In fiction "as you know" and equivalent phrases appear before exposition which is needed for the audience to comprehend vital plot elements even though the characters in the scene really shouldn't need it reiterated. It can show up before a recap but it can also proceed and explanation of some in world conceit like how magic works or why they need a giant diamond for the super laser. As an expression it's kind of clunky and in isolation can cut into verisimilitude. For this reason it's best employed in a circumstance where the character being spoken to doesn't actually know. This can be because the character knows the facts but is too dim to draw conclusions from them, it can be because there knowledge is being tested, or it could be that they are drawing different conclusions from the facts.
In each of these cases the exchange provides some characterization on top of the exposition. Of course all of that also requires the author to come up with reasons why the characters have this particular dynamic and keep the story more or less consistent on that point. This is easier at the beginning of a story when there is no prior characterization for it to conflict with and gets harder as characters' understanding of what they are doing increases. For this reason episodic works that have to continually onboard new readers are often the worst offenders for deploying the phrase where there is absolutely no diegetic reason to rehearse the obvious.
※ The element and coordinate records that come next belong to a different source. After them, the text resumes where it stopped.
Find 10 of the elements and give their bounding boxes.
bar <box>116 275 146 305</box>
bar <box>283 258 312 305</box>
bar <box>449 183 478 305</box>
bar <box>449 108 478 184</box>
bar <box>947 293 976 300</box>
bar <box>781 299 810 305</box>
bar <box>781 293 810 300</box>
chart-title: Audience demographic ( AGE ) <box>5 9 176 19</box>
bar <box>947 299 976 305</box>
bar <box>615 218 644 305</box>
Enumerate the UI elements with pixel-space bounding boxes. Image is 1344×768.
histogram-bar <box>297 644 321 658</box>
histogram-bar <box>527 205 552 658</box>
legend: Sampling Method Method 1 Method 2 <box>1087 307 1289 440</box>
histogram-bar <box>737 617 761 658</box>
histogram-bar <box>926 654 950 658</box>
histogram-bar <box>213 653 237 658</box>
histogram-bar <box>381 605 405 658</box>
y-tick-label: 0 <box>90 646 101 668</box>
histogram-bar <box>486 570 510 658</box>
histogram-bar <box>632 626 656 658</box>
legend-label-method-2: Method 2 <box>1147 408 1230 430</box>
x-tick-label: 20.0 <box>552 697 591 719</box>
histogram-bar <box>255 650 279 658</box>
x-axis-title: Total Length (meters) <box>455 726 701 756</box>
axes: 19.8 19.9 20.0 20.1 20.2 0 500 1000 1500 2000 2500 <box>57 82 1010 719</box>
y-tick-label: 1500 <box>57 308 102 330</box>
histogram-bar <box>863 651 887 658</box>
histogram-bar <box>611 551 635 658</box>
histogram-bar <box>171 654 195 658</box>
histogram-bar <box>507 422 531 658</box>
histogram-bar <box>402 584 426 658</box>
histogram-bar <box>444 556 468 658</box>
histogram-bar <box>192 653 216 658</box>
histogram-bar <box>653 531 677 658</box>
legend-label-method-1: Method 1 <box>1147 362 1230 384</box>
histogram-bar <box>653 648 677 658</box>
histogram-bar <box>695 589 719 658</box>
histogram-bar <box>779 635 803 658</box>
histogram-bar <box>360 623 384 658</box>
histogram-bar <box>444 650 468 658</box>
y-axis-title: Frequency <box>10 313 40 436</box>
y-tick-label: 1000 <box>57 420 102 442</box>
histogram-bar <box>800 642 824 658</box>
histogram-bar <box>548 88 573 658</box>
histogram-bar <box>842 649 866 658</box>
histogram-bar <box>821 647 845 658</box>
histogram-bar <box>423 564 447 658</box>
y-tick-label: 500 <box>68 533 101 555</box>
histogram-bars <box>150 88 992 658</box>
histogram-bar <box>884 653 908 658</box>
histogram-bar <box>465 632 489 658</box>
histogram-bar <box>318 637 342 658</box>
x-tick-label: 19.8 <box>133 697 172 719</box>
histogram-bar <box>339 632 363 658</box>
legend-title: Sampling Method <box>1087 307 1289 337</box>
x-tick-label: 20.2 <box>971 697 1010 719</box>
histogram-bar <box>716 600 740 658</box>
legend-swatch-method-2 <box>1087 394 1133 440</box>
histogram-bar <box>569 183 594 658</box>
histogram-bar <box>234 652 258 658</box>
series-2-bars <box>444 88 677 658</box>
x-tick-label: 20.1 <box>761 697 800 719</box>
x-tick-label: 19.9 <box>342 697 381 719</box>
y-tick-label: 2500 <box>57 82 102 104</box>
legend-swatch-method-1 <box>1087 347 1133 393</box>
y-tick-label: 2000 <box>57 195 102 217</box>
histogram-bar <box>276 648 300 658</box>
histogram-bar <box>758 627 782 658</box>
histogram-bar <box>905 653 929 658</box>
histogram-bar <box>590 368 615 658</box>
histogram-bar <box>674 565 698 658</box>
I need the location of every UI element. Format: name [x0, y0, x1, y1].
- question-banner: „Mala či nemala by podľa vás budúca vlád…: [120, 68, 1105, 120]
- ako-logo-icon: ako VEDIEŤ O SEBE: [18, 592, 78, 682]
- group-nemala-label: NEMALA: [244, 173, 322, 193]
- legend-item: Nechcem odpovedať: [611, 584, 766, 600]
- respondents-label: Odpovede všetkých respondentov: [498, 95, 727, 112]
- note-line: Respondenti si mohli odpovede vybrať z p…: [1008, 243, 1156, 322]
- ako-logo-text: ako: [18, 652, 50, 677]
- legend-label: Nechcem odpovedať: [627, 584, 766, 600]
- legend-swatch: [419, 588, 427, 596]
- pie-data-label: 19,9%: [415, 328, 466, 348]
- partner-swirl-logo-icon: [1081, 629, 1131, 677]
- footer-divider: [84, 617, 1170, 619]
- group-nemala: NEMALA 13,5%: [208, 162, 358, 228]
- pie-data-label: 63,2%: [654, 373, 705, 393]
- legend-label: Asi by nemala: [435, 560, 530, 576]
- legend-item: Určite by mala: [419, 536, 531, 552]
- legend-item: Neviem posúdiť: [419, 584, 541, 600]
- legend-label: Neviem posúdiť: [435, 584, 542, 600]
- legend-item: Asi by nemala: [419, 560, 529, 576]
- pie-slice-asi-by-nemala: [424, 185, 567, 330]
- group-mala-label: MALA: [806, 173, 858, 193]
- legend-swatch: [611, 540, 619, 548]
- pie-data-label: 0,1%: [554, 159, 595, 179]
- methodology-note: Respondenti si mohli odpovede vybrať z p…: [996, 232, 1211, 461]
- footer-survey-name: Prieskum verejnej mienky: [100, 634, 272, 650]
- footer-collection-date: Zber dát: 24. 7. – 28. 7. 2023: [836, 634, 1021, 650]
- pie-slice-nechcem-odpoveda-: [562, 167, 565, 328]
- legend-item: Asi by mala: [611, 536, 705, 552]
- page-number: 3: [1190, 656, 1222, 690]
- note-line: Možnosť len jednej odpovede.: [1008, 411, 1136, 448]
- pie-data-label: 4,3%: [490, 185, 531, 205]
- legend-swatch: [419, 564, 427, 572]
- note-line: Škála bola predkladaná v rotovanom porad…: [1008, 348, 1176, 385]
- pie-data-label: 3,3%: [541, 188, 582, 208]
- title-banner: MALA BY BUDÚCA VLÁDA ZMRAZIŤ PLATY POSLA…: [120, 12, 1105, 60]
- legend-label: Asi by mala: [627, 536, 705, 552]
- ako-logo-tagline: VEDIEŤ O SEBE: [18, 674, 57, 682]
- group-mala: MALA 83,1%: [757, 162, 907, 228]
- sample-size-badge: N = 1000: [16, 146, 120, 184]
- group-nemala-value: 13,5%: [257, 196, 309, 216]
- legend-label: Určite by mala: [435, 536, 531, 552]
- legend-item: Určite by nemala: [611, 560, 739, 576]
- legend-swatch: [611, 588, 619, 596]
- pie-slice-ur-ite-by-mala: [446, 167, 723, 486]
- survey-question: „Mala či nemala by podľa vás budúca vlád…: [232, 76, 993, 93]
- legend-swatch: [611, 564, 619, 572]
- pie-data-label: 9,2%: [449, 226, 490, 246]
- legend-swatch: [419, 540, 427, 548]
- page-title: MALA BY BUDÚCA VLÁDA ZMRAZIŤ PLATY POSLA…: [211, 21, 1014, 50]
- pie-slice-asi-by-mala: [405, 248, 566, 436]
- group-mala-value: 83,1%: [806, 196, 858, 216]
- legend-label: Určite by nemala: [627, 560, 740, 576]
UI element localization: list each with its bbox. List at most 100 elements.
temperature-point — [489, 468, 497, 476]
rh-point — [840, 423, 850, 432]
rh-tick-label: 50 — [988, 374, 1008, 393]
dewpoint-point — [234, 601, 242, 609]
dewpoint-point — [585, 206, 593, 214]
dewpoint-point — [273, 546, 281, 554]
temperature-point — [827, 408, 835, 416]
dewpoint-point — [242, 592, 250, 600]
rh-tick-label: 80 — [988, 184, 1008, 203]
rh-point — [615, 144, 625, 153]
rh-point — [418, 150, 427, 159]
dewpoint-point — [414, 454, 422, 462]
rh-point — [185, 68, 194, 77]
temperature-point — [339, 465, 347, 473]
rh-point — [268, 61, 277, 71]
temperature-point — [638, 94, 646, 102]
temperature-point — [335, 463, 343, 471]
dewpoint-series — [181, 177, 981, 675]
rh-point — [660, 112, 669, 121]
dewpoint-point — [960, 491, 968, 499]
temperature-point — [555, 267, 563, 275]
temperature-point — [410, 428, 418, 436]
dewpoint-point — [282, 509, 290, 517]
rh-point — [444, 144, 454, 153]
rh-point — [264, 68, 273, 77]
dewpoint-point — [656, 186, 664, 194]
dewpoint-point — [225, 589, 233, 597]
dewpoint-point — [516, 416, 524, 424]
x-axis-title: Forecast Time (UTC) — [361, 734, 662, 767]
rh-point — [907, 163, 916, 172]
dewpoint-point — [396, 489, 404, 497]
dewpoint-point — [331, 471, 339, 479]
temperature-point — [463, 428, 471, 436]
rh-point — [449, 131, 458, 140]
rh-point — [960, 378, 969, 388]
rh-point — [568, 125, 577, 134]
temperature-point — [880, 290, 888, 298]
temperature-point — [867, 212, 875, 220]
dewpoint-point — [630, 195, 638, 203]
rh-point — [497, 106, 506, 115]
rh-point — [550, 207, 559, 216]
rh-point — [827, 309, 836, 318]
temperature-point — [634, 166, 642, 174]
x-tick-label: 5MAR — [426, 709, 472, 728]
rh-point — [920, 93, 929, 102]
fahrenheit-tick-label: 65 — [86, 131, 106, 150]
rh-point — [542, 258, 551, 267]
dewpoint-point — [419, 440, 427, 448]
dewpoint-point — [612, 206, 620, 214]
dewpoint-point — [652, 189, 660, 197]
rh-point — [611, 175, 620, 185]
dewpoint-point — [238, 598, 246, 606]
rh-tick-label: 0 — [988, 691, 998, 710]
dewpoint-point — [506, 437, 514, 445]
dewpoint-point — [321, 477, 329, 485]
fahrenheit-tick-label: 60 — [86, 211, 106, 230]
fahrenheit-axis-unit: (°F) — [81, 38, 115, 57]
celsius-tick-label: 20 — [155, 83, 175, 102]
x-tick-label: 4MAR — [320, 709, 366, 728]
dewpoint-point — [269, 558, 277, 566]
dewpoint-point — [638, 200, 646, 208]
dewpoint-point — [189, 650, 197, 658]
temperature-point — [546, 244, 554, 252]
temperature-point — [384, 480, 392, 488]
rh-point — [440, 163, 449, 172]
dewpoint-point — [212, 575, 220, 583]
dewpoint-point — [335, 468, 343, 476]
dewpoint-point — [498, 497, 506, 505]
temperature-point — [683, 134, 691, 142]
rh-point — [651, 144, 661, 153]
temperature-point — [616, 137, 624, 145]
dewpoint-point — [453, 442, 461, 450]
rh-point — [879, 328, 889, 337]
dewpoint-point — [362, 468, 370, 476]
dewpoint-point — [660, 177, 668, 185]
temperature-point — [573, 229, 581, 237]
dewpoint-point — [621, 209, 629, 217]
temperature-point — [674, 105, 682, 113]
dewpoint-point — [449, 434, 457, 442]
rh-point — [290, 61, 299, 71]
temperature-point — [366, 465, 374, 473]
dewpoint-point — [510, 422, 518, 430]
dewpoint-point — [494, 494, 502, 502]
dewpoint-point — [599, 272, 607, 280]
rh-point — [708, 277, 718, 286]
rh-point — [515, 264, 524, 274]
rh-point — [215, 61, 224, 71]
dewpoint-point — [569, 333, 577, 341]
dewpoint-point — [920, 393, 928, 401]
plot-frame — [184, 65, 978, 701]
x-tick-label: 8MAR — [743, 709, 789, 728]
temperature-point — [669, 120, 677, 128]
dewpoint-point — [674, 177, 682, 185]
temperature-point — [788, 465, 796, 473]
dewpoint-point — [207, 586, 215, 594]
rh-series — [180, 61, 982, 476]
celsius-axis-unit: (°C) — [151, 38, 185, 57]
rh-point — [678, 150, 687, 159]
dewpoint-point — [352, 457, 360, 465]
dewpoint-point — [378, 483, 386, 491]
"As you know" was most prevalent in mid Twentieth Century adventure genre pieces. Literally picking a random book off of faded pages I found four instances. Seven more books from the genre had three with one or more occurrences so I feel pretty confident from my tiny sample that this really was a thing. Interestingly, every instance was in a book from a numbered series. While I think it's easy to dismiss the phrase as a hackneyed cliche it's also worth considering that this is the sort of phrase real people can and do use when elaborating on the consequences or implications of some shared beliefs. It's only really a problem when it is shoehorned into dialogue which strains audience immersion.